Apart from taking inspiration from Beethoven and Tchaikovsky, this piece is a result of listening to a winter's worth of Mahler, and so it is heavily influenced by him. I absolutely adore his music.

I hope you like it, and I'm grateful if you take your time to listen to it. Enjoy


----------



## Mahlerian (Nov 27, 2012)

...if it's influenced by Beethoven, Tchaikovsky, and Mahler, why does it have a section lifted directly from the recent Star Trek movie scores...and why does this not feel the least bit out of place (or at least no more out of place than anything else)?


----------



## Symphonical (Mar 15, 2013)

I forgot to mention that I did use one of the melodies from the Star Trek soundtracks. I found it quite a rousing melody to use for my 1st theme. I especially think it works well against the major transition in the recapitulation. You'll have to be more clear by what you mean by 'out of place.' By my interpretation, I don't think 'out of place' was what I was going for. It wasn't meant to stand alone, just be a 1st movement of a symphony. 
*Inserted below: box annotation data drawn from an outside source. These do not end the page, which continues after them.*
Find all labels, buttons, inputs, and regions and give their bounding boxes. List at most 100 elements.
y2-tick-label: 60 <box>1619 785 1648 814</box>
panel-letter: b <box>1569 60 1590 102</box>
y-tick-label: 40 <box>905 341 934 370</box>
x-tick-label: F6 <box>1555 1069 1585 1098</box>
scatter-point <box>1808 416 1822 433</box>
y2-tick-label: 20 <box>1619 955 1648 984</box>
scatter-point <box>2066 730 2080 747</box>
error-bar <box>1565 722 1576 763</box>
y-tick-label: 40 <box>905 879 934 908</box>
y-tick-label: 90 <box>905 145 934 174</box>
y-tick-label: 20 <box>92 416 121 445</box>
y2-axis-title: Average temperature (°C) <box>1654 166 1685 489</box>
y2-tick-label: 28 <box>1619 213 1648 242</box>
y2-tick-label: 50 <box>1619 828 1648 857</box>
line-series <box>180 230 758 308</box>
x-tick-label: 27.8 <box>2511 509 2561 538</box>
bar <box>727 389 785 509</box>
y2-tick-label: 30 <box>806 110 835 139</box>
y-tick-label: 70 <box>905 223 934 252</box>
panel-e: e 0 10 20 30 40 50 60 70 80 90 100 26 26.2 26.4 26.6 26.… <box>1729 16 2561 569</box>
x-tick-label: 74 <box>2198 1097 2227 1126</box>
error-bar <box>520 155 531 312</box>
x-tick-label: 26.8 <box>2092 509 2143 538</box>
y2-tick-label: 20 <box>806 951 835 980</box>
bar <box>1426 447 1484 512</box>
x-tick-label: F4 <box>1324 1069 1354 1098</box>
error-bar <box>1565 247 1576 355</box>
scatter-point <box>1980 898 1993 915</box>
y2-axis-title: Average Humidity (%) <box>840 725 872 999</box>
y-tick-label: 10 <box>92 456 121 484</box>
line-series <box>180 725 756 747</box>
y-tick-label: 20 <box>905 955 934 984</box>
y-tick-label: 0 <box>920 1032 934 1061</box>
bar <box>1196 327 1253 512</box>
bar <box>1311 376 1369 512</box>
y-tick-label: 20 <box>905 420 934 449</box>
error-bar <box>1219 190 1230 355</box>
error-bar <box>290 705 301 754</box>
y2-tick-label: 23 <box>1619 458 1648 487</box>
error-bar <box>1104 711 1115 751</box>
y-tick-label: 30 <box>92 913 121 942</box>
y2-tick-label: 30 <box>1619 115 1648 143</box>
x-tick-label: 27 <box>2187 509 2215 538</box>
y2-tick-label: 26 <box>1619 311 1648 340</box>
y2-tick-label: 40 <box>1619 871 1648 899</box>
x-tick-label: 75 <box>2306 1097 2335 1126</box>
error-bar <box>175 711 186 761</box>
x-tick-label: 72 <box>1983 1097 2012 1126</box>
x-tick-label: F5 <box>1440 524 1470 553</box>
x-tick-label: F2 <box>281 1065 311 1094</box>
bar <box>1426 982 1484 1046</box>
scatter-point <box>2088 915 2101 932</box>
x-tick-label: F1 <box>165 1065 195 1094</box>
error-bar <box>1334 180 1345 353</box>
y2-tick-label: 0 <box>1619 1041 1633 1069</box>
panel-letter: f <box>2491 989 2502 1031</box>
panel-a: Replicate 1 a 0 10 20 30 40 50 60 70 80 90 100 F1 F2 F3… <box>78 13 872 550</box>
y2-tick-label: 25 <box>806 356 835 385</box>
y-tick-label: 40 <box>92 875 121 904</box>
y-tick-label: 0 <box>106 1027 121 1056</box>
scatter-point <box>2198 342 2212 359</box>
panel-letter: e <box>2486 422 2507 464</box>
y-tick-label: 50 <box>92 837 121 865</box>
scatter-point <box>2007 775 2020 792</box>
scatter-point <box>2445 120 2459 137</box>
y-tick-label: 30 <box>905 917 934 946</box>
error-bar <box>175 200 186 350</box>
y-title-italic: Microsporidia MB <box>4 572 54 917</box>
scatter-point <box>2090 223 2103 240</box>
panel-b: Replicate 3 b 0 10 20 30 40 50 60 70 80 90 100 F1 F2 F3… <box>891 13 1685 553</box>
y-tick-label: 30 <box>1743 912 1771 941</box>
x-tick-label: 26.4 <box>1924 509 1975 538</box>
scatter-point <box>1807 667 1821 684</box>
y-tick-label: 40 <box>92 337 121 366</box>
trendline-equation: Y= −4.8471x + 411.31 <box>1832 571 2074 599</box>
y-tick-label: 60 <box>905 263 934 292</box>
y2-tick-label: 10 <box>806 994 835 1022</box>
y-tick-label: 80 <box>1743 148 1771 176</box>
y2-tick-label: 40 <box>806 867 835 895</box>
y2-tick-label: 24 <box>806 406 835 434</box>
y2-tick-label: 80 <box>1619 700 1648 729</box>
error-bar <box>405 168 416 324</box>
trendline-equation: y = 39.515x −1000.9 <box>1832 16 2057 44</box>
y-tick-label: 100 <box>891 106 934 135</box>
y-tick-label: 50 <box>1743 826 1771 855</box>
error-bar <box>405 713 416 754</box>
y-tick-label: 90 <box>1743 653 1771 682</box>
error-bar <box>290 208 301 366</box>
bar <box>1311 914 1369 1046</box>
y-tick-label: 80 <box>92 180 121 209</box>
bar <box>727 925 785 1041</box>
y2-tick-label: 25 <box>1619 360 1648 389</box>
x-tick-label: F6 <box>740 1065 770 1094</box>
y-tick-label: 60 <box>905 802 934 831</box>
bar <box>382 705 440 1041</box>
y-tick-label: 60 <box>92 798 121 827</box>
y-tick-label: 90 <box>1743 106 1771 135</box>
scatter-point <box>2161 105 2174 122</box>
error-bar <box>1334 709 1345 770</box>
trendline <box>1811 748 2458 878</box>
Anyway, what was your opinion of it, Mahlerian? I would love feedback, and constructive criticism on how to improve as a composer.


----------



## helpmeplslol (Feb 1, 2014)

Symphonical, Mahlerian wasn't referring to the whole piece. He meant the star trek part was out of place.


----------



## PetrB (Feb 28, 2012)

helpmeplslol said:


> Symphonical, Mahlerian wasn't referring to the whole piece. He meant the star trek part was out of place.


Uh, I'm pretty sure "why does this not feel the least bit out of place" means the whole thing sounds more like a lightly structured bunch of music more appropriate to a popular film score (i.e., too, meaning it needs a film to support it, and is not standing on its own very well.)


----------



## PetrB (Feb 28, 2012)

Here is the thing about casually lifting a theme from a work under copyright. Even putting that work up here, you could be sued, or legally obliged to immediately take down that posted work.

If this one movement were the entire piece, you could legally be obliged to pay perhaps one-fourth of the royalties and fees gained by this music to Mr. Williams, his publisher or his estate.

So, you do not just grab the copyrighted music of another, a theme, melody, etc. and toss it into your own mix without prior legal permission.

If that permission is granted it in no way waivers your legal obligation to pay a percent of whatever your piece may earn, including if you've made it public for free and it earns nothing

_With this piece currently up and available to a number of people via Soundcloud, you are technically, right now, financially liable to Mr. Williams._

P.s. I doubt if anyone on TC would report you, but you are 'taking your chances' with having it up on Youtube, that's for sure.


----------



## american music (Mar 18, 2014)

Your choice of key (E flat) is good. It is a perfect fifth above my favorite key: A flat major.


----------